Opinion: Perhaps this is how the world ends: with comprehensive coverage and compelling real-time graphics.
As Hurricane Milton gathered itself for a run at the west coast of Florida, YouTube was thronged with organisations and individuals bringing us weather news. Dozens of local TV channels streamed live to the internet. There were also the YouTube weather nerds, with more complex numbers and less charisma, and their foolhardy brothers, the storm-chasers. Even New Zealand’s own WeatherWatch pitched in with videos and maps, helpfully expressing the fluctuating wind speeds in miles per hour for American audiences.
There were silent witnesses, too. Twenty-four years after a handful of webcams bore accidental witness to the 9/11 terror attacks, there are cameras everywhere connected to the internet – overlooking turbulent shorelines and deserted streets, or built into doorbells purchased at hardware stores. We see the power of nature so well now.
Meanwhile, TV meteorologists got death threats. “Murdering meteorologists won’t stop hurricanes,” tweeted Katie Nickolaou, the Emmy-winning meteorologist for a CBS affiliate in Michigan. “I can’t believe I just had to type that.”
Their supposed crime was to do their jobs in a febrile political climate. It wasn’t just that they brought climate change into the conversation, it was that they failed to credit the absurd idea that the giant hurricane was the result of weather manipulation by the federal government. As WeatherWatch’s Philip Duncan observed, the energy embodied in an average hurricane is “around 1.5 trillion watts of power – equivalent to about half the world’s entire electrical-generating capacity in a year”. Any government capable of marshalling that much natural energy surely has more lucrative things to do than cook up hurricanes to annoy its political rivals.
Yet, when Republican congresswoman Marjorie Taylor Greene tweeted that of course “they” could control the weather and “it’s ridiculous for anyone to lie and say it can’t be done”, she had millions believing her. Such are the times that President Joe Biden eventually felt the need to publicly state that he could not summon hurricanes.
The TV weather presenters carried on, as light on their feet as boxers, pointing at their vivid meteorological images and rattling off the latest numbers like auctioneers.
As the storm passed over, another element of American broadcasting became clear: its enviable localism. Affiliates of the big TV networks delivered updates, warnings and community notices on what sometimes seemed like a street-by-street basis.
We, the world, also saw the commercials paying for it all. Alongside brutal advocacy ads connected to Florida’s ballot initiatives on cannabis and abortion were ambulance-chasing insurance lawyers and local companies touting replacement roofs and whiteware to the stricken.
America may not be in control of its many crises, but it is quite adept at making money from them.
It could be a hard trick to sustain. Milton, on the heels of Helene, tied the record for landfalls in a single hurricane season and set records for tornado warnings in a single day (126) and, in several cities, for rainfall. CNBC quoted Wall St analysts who thought the insurance cost could reach US$175 billion. The six most costly US hurricanes, in inflation-adjusted dollars, have all struck since 2000, five since 2010. Floridians face the highest home insurance costs in the nation and 20% of homeowners there now simply go without.

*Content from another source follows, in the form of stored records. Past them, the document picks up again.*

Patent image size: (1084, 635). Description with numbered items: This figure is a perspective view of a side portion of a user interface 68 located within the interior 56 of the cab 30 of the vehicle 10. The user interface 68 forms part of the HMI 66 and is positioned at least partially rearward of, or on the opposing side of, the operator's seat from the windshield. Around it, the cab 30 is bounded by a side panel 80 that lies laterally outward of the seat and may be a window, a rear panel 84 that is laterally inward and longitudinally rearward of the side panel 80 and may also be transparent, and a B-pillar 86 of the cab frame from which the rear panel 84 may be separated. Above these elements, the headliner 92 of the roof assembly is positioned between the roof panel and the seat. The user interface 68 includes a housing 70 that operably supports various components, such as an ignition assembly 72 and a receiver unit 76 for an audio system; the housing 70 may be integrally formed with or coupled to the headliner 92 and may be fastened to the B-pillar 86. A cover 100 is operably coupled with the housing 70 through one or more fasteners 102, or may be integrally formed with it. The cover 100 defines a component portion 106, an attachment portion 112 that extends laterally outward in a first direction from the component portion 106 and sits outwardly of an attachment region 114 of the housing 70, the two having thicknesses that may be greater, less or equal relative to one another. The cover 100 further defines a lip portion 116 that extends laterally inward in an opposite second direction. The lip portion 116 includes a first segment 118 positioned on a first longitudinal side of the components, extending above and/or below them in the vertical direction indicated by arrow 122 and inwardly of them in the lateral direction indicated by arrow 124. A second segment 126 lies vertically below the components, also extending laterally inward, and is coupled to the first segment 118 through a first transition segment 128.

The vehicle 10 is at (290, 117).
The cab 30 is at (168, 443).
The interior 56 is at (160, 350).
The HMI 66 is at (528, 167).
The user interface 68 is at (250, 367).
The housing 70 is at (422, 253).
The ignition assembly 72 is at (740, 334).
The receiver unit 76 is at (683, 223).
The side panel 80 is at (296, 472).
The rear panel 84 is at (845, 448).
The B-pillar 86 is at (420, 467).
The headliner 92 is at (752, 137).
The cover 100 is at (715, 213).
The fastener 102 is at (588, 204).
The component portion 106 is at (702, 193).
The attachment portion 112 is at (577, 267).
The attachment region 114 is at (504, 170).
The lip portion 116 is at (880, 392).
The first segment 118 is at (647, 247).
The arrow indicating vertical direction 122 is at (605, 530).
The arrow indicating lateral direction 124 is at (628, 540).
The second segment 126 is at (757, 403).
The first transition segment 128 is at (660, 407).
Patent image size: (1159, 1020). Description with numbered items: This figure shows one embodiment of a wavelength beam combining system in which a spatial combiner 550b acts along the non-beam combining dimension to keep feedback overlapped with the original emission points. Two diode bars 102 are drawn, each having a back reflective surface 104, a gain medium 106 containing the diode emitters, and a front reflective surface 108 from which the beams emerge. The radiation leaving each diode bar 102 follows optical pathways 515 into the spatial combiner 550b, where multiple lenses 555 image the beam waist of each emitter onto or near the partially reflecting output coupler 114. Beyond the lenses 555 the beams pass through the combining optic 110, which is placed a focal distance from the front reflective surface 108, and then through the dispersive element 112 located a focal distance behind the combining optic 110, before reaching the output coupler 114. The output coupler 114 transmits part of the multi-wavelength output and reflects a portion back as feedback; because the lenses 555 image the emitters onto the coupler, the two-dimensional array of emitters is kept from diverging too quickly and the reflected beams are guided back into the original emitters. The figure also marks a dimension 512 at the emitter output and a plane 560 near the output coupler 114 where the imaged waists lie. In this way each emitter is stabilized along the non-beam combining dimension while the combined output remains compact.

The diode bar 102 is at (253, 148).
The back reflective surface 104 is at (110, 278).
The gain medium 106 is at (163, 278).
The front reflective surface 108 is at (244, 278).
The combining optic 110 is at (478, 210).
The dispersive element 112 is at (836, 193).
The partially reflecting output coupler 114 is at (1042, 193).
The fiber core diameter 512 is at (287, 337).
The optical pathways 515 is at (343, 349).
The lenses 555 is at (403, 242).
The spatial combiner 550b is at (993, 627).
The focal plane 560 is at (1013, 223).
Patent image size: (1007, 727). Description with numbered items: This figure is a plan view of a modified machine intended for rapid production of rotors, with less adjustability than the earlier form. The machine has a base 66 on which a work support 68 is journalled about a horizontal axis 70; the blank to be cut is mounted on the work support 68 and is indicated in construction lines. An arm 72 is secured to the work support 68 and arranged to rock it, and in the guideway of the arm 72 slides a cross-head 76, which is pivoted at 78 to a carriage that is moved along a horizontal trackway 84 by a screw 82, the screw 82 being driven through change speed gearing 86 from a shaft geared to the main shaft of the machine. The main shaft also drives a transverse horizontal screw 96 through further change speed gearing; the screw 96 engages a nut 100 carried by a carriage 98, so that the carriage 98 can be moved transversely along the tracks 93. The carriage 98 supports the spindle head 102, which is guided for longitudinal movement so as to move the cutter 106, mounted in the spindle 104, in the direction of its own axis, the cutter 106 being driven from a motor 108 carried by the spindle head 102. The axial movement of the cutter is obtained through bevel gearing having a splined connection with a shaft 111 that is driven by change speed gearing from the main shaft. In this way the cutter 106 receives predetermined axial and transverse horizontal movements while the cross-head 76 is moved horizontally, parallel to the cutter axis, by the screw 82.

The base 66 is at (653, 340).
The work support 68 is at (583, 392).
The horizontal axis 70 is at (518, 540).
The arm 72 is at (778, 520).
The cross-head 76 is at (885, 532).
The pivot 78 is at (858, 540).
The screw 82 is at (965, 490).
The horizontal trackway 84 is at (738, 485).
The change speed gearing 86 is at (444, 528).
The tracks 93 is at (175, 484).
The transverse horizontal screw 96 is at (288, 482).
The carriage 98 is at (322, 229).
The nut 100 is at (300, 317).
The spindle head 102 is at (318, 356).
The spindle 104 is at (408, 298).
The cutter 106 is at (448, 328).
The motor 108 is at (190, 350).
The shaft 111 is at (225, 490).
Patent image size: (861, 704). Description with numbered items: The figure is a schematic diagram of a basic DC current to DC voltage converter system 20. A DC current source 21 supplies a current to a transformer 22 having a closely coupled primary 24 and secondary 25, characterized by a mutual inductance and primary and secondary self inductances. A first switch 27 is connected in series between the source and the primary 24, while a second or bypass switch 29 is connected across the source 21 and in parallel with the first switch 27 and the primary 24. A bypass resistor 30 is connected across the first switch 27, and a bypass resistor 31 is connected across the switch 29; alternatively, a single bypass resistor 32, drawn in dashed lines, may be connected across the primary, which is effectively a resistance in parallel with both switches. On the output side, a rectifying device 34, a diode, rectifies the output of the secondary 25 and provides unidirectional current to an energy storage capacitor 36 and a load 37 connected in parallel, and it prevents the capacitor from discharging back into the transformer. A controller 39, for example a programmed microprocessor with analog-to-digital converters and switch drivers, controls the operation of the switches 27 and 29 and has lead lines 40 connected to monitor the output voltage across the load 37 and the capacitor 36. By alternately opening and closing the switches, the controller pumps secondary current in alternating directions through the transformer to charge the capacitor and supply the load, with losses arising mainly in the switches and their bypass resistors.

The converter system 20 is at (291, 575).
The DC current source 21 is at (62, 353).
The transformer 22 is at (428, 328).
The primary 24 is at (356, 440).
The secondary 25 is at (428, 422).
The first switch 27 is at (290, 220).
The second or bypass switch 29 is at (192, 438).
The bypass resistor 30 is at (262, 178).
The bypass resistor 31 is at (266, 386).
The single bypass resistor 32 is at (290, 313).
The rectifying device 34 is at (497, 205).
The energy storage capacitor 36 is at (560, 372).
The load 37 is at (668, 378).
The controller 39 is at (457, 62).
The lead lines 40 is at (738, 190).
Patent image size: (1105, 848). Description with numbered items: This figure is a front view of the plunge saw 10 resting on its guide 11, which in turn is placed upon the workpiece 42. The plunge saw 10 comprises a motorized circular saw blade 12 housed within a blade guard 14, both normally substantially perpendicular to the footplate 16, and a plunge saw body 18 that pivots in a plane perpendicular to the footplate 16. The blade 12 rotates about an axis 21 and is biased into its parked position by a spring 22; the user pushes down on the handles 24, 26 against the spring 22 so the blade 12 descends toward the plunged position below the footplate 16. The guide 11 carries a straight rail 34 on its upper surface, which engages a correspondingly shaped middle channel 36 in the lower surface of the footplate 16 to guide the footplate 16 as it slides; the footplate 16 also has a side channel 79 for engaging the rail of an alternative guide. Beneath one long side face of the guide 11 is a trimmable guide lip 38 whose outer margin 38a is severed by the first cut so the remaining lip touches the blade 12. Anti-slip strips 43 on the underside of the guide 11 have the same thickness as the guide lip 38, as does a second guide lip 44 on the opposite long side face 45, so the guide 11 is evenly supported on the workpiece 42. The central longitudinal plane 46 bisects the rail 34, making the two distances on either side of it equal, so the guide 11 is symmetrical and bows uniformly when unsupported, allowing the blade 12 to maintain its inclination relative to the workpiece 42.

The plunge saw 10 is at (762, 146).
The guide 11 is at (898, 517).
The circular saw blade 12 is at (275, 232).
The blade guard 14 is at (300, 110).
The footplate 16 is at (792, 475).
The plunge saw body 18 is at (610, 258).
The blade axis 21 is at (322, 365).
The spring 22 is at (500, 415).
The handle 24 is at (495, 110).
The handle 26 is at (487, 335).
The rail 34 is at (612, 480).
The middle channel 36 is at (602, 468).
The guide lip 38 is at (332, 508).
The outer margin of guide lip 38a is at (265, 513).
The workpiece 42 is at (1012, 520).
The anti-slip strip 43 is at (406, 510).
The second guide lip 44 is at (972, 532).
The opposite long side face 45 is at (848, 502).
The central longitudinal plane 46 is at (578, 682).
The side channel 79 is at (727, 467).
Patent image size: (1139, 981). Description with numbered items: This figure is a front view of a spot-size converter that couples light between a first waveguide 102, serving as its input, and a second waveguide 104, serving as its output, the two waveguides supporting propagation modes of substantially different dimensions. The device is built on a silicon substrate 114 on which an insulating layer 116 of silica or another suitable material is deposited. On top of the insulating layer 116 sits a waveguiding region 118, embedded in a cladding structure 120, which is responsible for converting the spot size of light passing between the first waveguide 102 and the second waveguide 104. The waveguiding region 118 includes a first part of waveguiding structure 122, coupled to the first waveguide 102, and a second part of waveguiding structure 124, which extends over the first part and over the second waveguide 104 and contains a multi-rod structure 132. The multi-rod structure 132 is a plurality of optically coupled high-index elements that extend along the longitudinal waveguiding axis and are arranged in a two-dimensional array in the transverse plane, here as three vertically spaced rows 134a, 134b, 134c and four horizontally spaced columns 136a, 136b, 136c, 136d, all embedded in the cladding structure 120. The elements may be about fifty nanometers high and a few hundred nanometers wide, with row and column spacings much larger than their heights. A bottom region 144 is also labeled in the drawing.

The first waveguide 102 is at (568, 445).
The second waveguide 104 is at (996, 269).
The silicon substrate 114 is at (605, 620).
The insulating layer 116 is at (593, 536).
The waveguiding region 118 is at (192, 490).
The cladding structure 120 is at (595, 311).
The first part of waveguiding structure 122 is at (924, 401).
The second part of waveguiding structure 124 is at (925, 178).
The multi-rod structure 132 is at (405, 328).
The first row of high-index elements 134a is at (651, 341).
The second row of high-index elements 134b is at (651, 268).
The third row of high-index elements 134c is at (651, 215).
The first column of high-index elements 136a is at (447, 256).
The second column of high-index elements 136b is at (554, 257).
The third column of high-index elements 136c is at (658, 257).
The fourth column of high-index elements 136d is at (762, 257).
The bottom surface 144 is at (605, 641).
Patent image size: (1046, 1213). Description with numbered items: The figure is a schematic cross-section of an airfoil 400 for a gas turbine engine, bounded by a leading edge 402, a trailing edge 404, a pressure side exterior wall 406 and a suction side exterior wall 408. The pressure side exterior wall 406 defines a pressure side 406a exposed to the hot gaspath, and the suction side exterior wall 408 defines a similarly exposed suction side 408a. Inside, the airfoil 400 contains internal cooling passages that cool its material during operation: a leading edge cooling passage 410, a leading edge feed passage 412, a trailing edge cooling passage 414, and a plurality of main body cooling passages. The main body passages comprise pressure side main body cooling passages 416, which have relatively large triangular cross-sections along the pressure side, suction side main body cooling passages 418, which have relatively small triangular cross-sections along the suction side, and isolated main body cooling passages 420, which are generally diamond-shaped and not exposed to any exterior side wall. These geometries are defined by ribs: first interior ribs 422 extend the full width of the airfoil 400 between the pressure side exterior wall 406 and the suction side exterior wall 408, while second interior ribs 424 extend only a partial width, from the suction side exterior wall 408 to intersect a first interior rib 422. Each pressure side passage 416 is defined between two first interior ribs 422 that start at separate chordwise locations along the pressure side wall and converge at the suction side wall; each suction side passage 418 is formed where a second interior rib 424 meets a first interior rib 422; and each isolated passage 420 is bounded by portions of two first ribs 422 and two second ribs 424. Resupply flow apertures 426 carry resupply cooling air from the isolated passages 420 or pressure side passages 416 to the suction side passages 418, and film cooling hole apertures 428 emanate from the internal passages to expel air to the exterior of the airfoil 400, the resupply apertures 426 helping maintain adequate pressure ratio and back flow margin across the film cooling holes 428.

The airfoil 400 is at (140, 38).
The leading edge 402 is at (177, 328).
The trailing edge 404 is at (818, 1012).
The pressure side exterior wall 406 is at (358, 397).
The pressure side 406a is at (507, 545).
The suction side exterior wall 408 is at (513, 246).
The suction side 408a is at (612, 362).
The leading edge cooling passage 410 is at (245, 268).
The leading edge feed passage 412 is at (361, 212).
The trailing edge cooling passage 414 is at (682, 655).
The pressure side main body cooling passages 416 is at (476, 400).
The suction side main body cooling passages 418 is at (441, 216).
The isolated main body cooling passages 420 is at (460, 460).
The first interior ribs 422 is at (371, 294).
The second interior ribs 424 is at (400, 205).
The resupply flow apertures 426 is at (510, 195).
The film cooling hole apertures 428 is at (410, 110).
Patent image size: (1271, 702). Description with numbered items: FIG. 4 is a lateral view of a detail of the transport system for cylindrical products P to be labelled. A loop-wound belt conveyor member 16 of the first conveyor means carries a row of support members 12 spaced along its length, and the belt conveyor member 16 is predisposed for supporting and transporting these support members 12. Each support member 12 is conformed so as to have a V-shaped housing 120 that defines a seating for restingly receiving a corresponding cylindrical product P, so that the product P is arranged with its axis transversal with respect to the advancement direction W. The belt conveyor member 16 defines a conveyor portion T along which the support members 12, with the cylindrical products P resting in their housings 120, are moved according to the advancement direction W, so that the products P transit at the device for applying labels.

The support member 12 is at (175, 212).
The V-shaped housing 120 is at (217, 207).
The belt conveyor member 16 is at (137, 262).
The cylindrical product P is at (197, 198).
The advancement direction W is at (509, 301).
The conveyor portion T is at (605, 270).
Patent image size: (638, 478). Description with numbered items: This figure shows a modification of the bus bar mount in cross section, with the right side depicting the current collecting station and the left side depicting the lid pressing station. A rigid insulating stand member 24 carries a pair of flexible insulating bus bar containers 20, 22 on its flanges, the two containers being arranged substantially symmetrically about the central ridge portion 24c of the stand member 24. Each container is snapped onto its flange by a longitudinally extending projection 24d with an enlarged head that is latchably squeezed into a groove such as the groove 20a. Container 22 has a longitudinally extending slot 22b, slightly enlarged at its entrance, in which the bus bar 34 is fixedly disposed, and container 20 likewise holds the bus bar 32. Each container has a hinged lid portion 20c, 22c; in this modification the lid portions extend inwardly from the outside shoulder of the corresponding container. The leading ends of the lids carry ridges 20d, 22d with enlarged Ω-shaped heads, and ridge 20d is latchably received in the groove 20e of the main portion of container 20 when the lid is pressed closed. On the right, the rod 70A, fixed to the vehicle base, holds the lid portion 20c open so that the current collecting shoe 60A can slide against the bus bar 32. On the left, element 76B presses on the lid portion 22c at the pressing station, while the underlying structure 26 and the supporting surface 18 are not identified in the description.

Earlier this year, Florida governor Ron DeSantis championed a law removing most references to climate from the state’s laws and regulations.
Gil Scott-Heron may have been right when he famously declared that the revolution would not be televised. But in the 2020s, catastrophic weather makes great TV in a way that moral crises do not. Perhaps that’s where it’s going. Perhaps the end of the world as we know it will not only be televised, it’ll be pay per view.